Send Data

Description

Send data to an existing job or multiple jobs. If the comma separated list of jobIds form is used the data will be duplicated and sent to each job for analysis. The jobs should all expect data in the same format. The send operation returns a JSON object containing counts of the number of records, fields and bytes processed and other informative details. See Data Response for details.

Important

The Engine API can only accept data from a single connection. Do not attempt to access the data endpoint from different threads at the same time. Use a single connection synchronously to send data, close, flush or delete a single job.

Definition

http://localhost:8080/engine/v2/data/<jobId>[,<jobId2>,<jobId3>...]
jobId:A comma separated list of the identifier(s) of the job that the data is destined for. At least 1 jobId must be specified

Parameters

ignoreDowntime:Controls if gaps in data are treated as anomalous or as a maintenance window after a job re-start. See Ignore Downtime.

Method

POST

Returns

Status code 202 is returned once the upload has finished.

EXAMPLE RESPONSES

When the single job form is used and the upload is successful the response will contain these fields:

{
  "responses" : [ {
    "jobId" : "super-important-analysis",
    "uploadSummary" : {
      "processedRecordCount" : 6275,
      "processedFieldCount" : 25100,
      "inputRecordCount" : 6293,
      "inputBytes" : 88538,
      "inputFieldCount" : 25172,
      "invalidDateCount" : 18,
      "missingFieldCount" : 0,
      "outOfOrderTimeStampCount" : 0,
      "failedTransformCount" : 0,
      "latestRecordTimeStamp" : "2015-06-25T23:59:56.000+0000"
    }
  } ]
}

In this example only 6275 of the 6293 input records were processed because 18 had date fields that couldn’t be parsed.
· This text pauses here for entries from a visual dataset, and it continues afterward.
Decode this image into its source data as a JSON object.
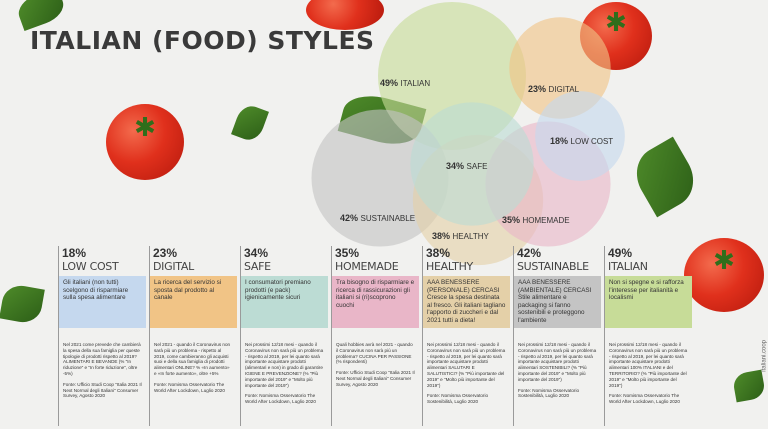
{
  "title": "ITALIAN (FOOD) STYLES",
  "watermark": "italiani.coop",
  "colors": {
    "italian": "#c7dc98",
    "digital": "#f1c486",
    "low_cost": "#c5d8ee",
    "safe": "#bcdcd4",
    "homemade": "#e9b6c8",
    "healthy": "#e4d0a8",
    "sustainable": "#c4c4c4"
  },
  "chart_data": {
    "type": "bubble",
    "title": "ITALIAN (FOOD) STYLES",
    "unit": "%",
    "series": [
      {
        "name": "ITALIAN",
        "value": 49
      },
      {
        "name": "DIGITAL",
        "value": 23
      },
      {
        "name": "LOW COST",
        "value": 18
      },
      {
        "name": "SAFE",
        "value": 34
      },
      {
        "name": "SUSTAINABLE",
        "value": 42
      },
      {
        "name": "HOMEMADE",
        "value": 35
      },
      {
        "name": "HEALTHY",
        "value": 38
      }
    ]
  },
  "columns": [
    {
      "pct": "18%",
      "cat": "LOW COST",
      "color_key": "low_cost",
      "desc": "Gli italiani (non tutti) scelgono di risparmiare sulla spesa alimentare",
      "note": "Nel 2021 come prevede che cambierà la spesa della sua famiglia per queste tipologie di prodotti rispetto al 2019? ALIMENTARI E BEVANDE (% \"In riduzione\" e \"In forte riduzione\", oltre -5%)",
      "source": "Fonte: Ufficio Studi Coop \"Italia 2021 Il Next Normal degli Italiani\" Consumer Survey, Agosto 2020"
    },
    {
      "pct": "23%",
      "cat": "DIGITAL",
      "color_key": "digital",
      "desc": "La ricerca del servizio si sposta dal prodotto al canale",
      "note": "Nel 2021 - quando il Coronavirus non sarà più un problema - rispetto al 2019, come cambieranno gli acquisti suoi e della sua famiglia di prodotti alimentari ONLINE? % «In aumento» e «In forte aumento», oltre +5%",
      "source": "Fonte: Nomisma Osservatorio The World After Lockdown, Luglio 2020"
    },
    {
      "pct": "34%",
      "cat": "SAFE",
      "color_key": "safe",
      "desc": "I consumatori premiano prodotti (e pack) igienicamente sicuri",
      "note": "Nei prossimi 12/18 mesi - quando il Coronavirus non sarà più un problema - rispetto al 2019, per lei quanto sarà importante acquistare prodotti (alimentari e non) in grado di garantire IGIENE E PREVENZIONE? (% \"Più importante del 2019\" e \"Molto più importante del 2019\")",
      "source": "Fonte: Nomisma Osservatorio The World After Lockdown, Luglio 2020"
    },
    {
      "pct": "35%",
      "cat": "HOMEMADE",
      "color_key": "homemade",
      "desc": "Tra bisogno di risparmiare e ricerca di rassicurazioni gli italiani si (ri)scoprono cuochi",
      "note": "Quali hobbies avrà nel 2021 - quando il Coronavirus non sarà più un problema? CUCINA PER PASSIONE (% rispondenti)",
      "source": "Fonte: Ufficio Studi Coop \"Italia 2021 Il Next Normal degli Italiani\" Consumer Survey, Agosto 2020"
    },
    {
      "pct": "38%",
      "cat": "HEALTHY",
      "color_key": "healthy",
      "desc": "AAA BENESSERE (PERSONALE) CERCASI Cresce la spesa destinata al fresco. Gli italiani tagliano l'apporto di zuccheri e dal 2021 tutti a dieta!",
      "note": "Nei prossimi 12/18 mesi - quando il Coronavirus non sarà più un problema - rispetto al 2019, per lei quanto sarà importante acquistare prodotti alimentari SALUTARI E SALUTISTICI? (% \"Più importante del 2019\" e \"Molto più importante del 2019\")",
      "source": "Fonte: Nomisma Osservatorio Sostenibilità, Luglio 2020"
    },
    {
      "pct": "42%",
      "cat": "SUSTAINABLE",
      "color_key": "sustainable",
      "desc": "AAA BENESSERE (AMBIENTALE) CERCASI Stile alimentare e packaging si fanno sostenibili e proteggono l'ambiente",
      "note": "Nei prossimi 12/18 mesi - quando il Coronavirus non sarà più un problema - rispetto al 2019, per lei quanto sarà importante acquistare prodotti alimentari SOSTENIBILI? (% \"Più importante del 2019\" e \"Molto più importante del 2019\")",
      "source": "Fonte: Nomisma Osservatorio Sostenibilità, Luglio 2020"
    },
    {
      "pct": "49%",
      "cat": "ITALIAN",
      "color_key": "italian",
      "desc": "Non si spegne e si rafforza l'interesse per italianità e localismi",
      "note": "Nei prossimi 12/18 mesi - quando il Coronavirus non sarà più un problema - rispetto al 2019, per lei quanto sarà importante acquistare prodotti alimentari 100% ITALIANI e del TERRITORIO? (% \"Più importante del 2019\" e \"Molto più importante del 2019\")",
      "source": "Fonte: Nomisma Osservatorio The World After Lockdown, Luglio 2020"
    }
  ]
}
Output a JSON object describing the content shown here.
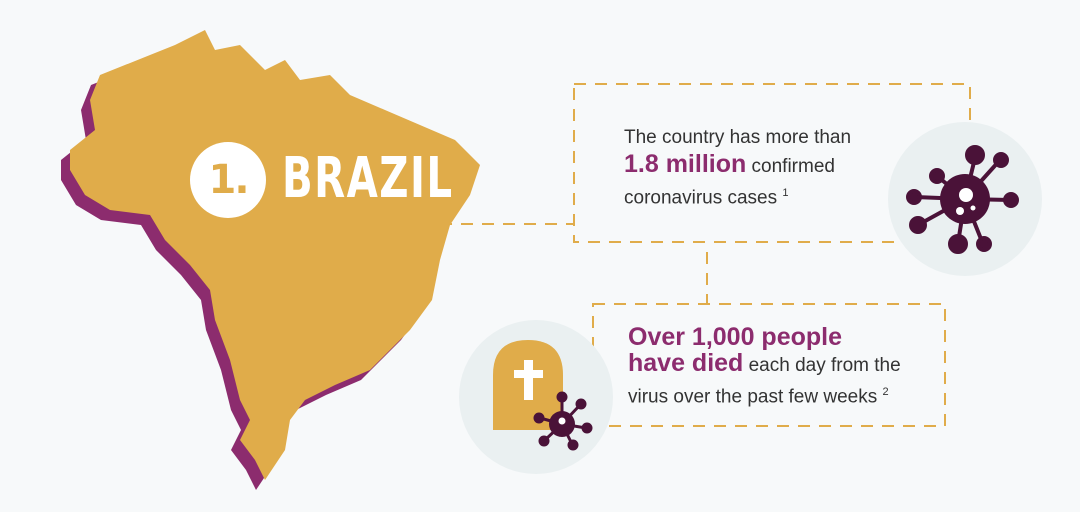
{
  "rank": "1.",
  "country": "BRAZIL",
  "colors": {
    "map": "#e0ac4a",
    "shadow": "#8c2c6e",
    "highlight": "#8c2c6e",
    "icon": "#4a1238",
    "circle": "#eaf0f1"
  },
  "stat1": {
    "pre": "The country has more than",
    "highlight": "1.8 million",
    "post1": "confirmed",
    "post2": "coronavirus cases",
    "footnote": "1",
    "icon": "virus-icon"
  },
  "stat2": {
    "highlight1": "Over 1,000 people",
    "highlight2": "have died",
    "post1": "each day from the",
    "post2": "virus over the past few weeks",
    "footnote": "2",
    "icon": "gravestone-virus-icon"
  }
}
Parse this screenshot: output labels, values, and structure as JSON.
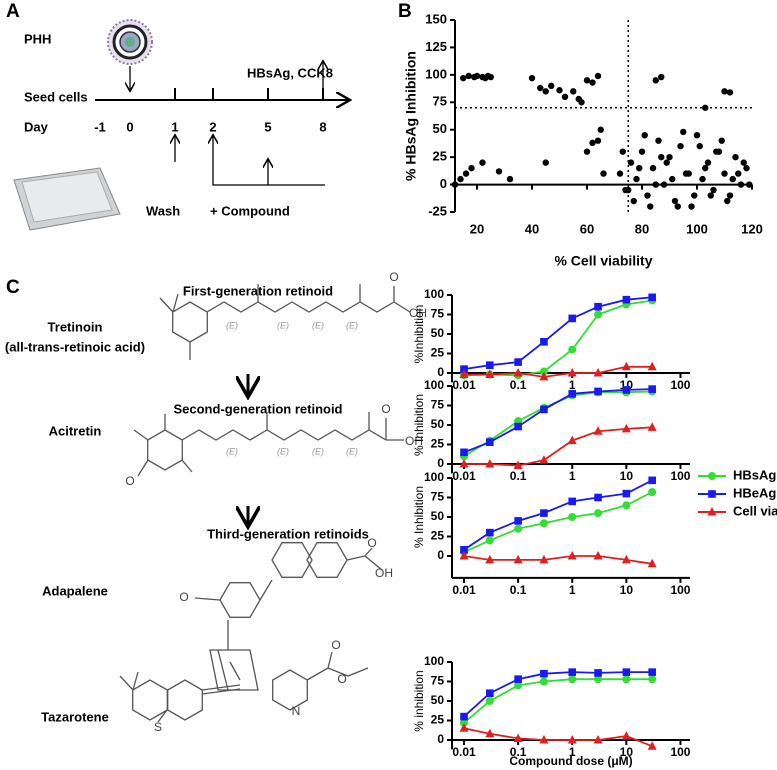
{
  "panel_labels": [
    "A",
    "B",
    "C"
  ],
  "timeline": {
    "cell_label": "PHH",
    "seed_label": "Seed cells",
    "day_label": "Day",
    "days": [
      "-1",
      "0",
      "1",
      "2",
      "5",
      "8"
    ],
    "readout_label": "HBsAg, CCK8",
    "wash_label": "Wash",
    "compound_label": "+ Compound"
  },
  "compounds": [
    {
      "generation": "First-generation retinoid",
      "name": "Tretinoin",
      "alias": "(all-trans-retinoic acid)",
      "atoms": [
        "O",
        "OH",
        "(E)",
        "(E)",
        "(E)",
        "(E)"
      ]
    },
    {
      "generation": "Second-generation retinoid",
      "name": "Acitretin",
      "atoms": [
        "O",
        "O",
        "OH",
        "(E)",
        "(E)",
        "(E)",
        "(E)"
      ]
    },
    {
      "generation": "Third-generation retinoids",
      "name": "Adapalene",
      "atoms": [
        "O",
        "OH",
        "O"
      ]
    },
    {
      "name": "Tazarotene",
      "atoms": [
        "O",
        "O",
        "N",
        "S"
      ]
    }
  ],
  "chart_data": [
    {
      "type": "scatter",
      "x_label": "% Cell viability",
      "y_label": "% HBsAg Inhibition",
      "color": "#000000",
      "x": [
        12,
        15,
        17,
        19,
        20,
        22,
        23,
        24,
        25,
        40,
        43,
        45,
        47,
        50,
        52,
        55,
        57,
        58,
        60,
        62,
        64,
        14,
        16,
        18,
        22,
        28,
        32,
        45,
        60,
        62,
        64,
        66,
        65,
        85,
        87,
        103,
        110,
        112,
        72,
        74,
        76,
        78,
        80,
        82,
        84,
        86,
        88,
        90,
        92,
        94,
        96,
        98,
        100,
        102,
        104,
        106,
        108,
        110,
        112,
        114,
        116,
        118,
        73,
        77,
        81,
        85,
        89,
        93,
        97,
        101,
        105,
        109,
        113,
        117,
        75,
        79,
        83,
        87,
        91,
        95,
        99,
        103,
        107,
        111,
        115,
        119
      ],
      "values": [
        0,
        97,
        99,
        98,
        99,
        98,
        97,
        99,
        98,
        97,
        88,
        85,
        90,
        86,
        80,
        85,
        78,
        75,
        95,
        93,
        99,
        5,
        10,
        15,
        20,
        12,
        5,
        20,
        30,
        38,
        40,
        10,
        50,
        95,
        98,
        70,
        85,
        84,
        10,
        -5,
        20,
        5,
        30,
        -10,
        15,
        40,
        0,
        25,
        -15,
        35,
        10,
        -20,
        45,
        5,
        20,
        -5,
        30,
        10,
        -10,
        25,
        0,
        15,
        30,
        -15,
        45,
        0,
        20,
        -20,
        10,
        35,
        -10,
        40,
        5,
        20,
        -5,
        15,
        -20,
        25,
        5,
        48,
        -10,
        15,
        30,
        -15,
        10,
        0
      ],
      "xlim": [
        12,
        120
      ],
      "ylim": [
        -25,
        150
      ],
      "xticks": [
        20,
        40,
        60,
        80,
        100,
        120
      ],
      "yticks": [
        -25,
        0,
        25,
        50,
        75,
        100,
        125,
        150
      ],
      "reference_lines": {
        "x": 75,
        "y": 70
      }
    },
    {
      "type": "line",
      "log_x": true,
      "y_label": "%Inhibition",
      "x_axis_at": 0,
      "x": [
        0.01,
        0.03,
        0.1,
        0.3,
        1,
        3,
        10,
        30
      ],
      "series": [
        {
          "color": "#33dd33",
          "marker": "circle",
          "values": [
            -3,
            -2,
            -3,
            2,
            30,
            75,
            88,
            93
          ]
        },
        {
          "color": "#1a1aee",
          "marker": "square",
          "values": [
            5,
            10,
            14,
            40,
            70,
            85,
            94,
            97
          ]
        },
        {
          "color": "#e02020",
          "marker": "triangle",
          "values": [
            -2,
            -2,
            0,
            -5,
            0,
            0,
            8,
            8
          ]
        }
      ],
      "xlim": [
        0.006,
        150
      ],
      "ylim": [
        -12,
        100
      ],
      "xticks": [
        0.01,
        0.1,
        1,
        10,
        100
      ],
      "yticks": [
        0,
        25,
        50,
        75,
        100
      ]
    },
    {
      "type": "line",
      "log_x": true,
      "y_label": "% Inhibition",
      "x_axis_at": 0,
      "legend": "right",
      "x": [
        0.01,
        0.03,
        0.1,
        0.3,
        1,
        3,
        10,
        30
      ],
      "series": [
        {
          "name": "HBsAg",
          "color": "#33dd33",
          "marker": "circle",
          "values": [
            10,
            30,
            55,
            72,
            88,
            92,
            92,
            93
          ]
        },
        {
          "name": "HBeAg",
          "color": "#1a1aee",
          "marker": "square",
          "values": [
            15,
            28,
            48,
            70,
            90,
            93,
            95,
            96
          ]
        },
        {
          "name": "Cell viability",
          "color": "#e02020",
          "marker": "triangle",
          "values": [
            0,
            0,
            -2,
            5,
            30,
            42,
            45,
            47
          ]
        }
      ],
      "xlim": [
        0.006,
        150
      ],
      "ylim": [
        -12,
        100
      ],
      "xticks": [
        0.01,
        0.1,
        1,
        10,
        100
      ],
      "yticks": [
        0,
        25,
        50,
        75,
        100
      ]
    },
    {
      "type": "line",
      "log_x": true,
      "y_label": "% Inhibition",
      "x": [
        0.01,
        0.03,
        0.1,
        0.3,
        1,
        3,
        10,
        30
      ],
      "series": [
        {
          "color": "#33dd33",
          "marker": "circle",
          "values": [
            5,
            20,
            35,
            42,
            50,
            55,
            65,
            82
          ]
        },
        {
          "color": "#1a1aee",
          "marker": "square",
          "values": [
            8,
            30,
            45,
            55,
            70,
            75,
            80,
            97
          ]
        },
        {
          "color": "#e02020",
          "marker": "triangle",
          "values": [
            0,
            -5,
            -5,
            -5,
            0,
            0,
            -5,
            -10
          ]
        }
      ],
      "xlim": [
        0.006,
        150
      ],
      "ylim": [
        -28,
        100
      ],
      "xticks": [
        0.01,
        0.1,
        1,
        10,
        100
      ],
      "yticks": [
        0,
        25,
        50,
        75,
        100
      ]
    },
    {
      "type": "line",
      "log_x": true,
      "y_label": "% inhibition",
      "x_label": "Compound dose (μM)",
      "x_axis_at": 0,
      "x": [
        0.01,
        0.03,
        0.1,
        0.3,
        1,
        3,
        10,
        30
      ],
      "series": [
        {
          "color": "#33dd33",
          "marker": "circle",
          "values": [
            22,
            50,
            70,
            75,
            78,
            78,
            78,
            78
          ]
        },
        {
          "color": "#1a1aee",
          "marker": "square",
          "values": [
            30,
            60,
            78,
            85,
            87,
            86,
            87,
            87
          ]
        },
        {
          "color": "#e02020",
          "marker": "triangle",
          "values": [
            15,
            8,
            2,
            0,
            0,
            0,
            5,
            -8
          ]
        }
      ],
      "xlim": [
        0.006,
        150
      ],
      "ylim": [
        -12,
        100
      ],
      "xticks": [
        0.01,
        0.1,
        1,
        10,
        100
      ],
      "yticks": [
        0,
        25,
        50,
        75,
        100
      ]
    }
  ]
}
If the data is sent to multiple jobs then multiple responses are returned:

{
  "responses" : [ {
    "jobId" : "joba",
    "uploadSummary" : {
      "processedRecordCount" : 86275,
      "processedFieldCount" : 172550,
      "inputRecordCount" : 86275,
      "inputBytes" : 3760538,
      "inputFieldCount" : 258825,
      "invalidDateCount" : 0,
      "outOfOrderTimeStampCount" : 0,
      "missingFieldCount" : 0,
      "failedTransformCount" : 0,
      "latestRecordTimeStamp" : "2014-06-27T23:59:56.000+0000"
    }
  }, {
    "jobId" : "jobb",
    "error" : {
      "cause" : null,
      "message" : "No known job with id 'jobb'",
      "errorCode" : 20101
    }
  },
  }, {
    "jobId" : "jobc",
    "uploadSummary" : {
      "processedRecordCount" : 86275,
      "processedFieldCount" : 172550,
      "inputRecordCount" : 86275,
      "inputBytes" : 3760538,
      "inputFieldCount" : 258825,
      "invalidDateCount" : 0,
      "outOfOrderTimeStampCount" : 0,
      "missingFieldCount" : 0,
      "failedTransformCount" : 0,
      "latestRecordTimeStamp" : "2014-06-27T23:59:56.000+0000"
    }
  } ]
}
]

In this case there was an error uploading to jobb as the job does not exist.

Ignore Downtime

Gaps in your data, which may occur natrually as a result of downtime or an maintenance window, can be regarded as anomalous by the Engine API. When restarting a job after a period of downtime setting the ignoreDowntime flag instructs the Engine not to generate anomalies for the period between closing the job and restarting it. This parameter only has affect at the job re-start after the job has been closed, in all other cases the parameter is ignored.

For example:

http://localhost:8080/engine/v2/data/job-with-gap-in-data?ignoreDowntime=true

ignoreDowntime is a Boolean value the strings ‘True’ and ‘true’ evaluate to true all other values are false, the default is false.

Errors

See the Error Codes documentation for the full list of errors that may be returned by the API.

NOTES

The API will not send a final 202 response to the POST request until all the data has been copied into the engine. At the time the server responds the Engine may not have finished processing all the data sent but it is ready to accept more. If the data is POSTed to multiple jobs the request will not return until all the jobs are ready. If the client and server are geographically separate and share an unreliable connection or if your data is inside a very large file it is prudent to stream the data in chunks. This is because if the upload fails, only a single chunk needs to be resent. The Web Service can handle gzipped data but you cannot split a gzipped file into chunks and upload them piecemeal - the entire compressed chunk has to be sent in one message. See Using compressed data for details.

Important

The Engine API prefers time series data to be in ascending chronological order. If the order of the data cannot be guaranteed, a latency window can be specified in the job analysis configuration. Further notes on handling out-of-sequence data are available.

Where latency has not been specified and data is streamed in chunks with multiple POSTs this ordering must be maintained with the earliest data in the first POST. If a job is restarted after being finished and persisted, the new data must be temporally ordered after the last data processed by the job before it was finished.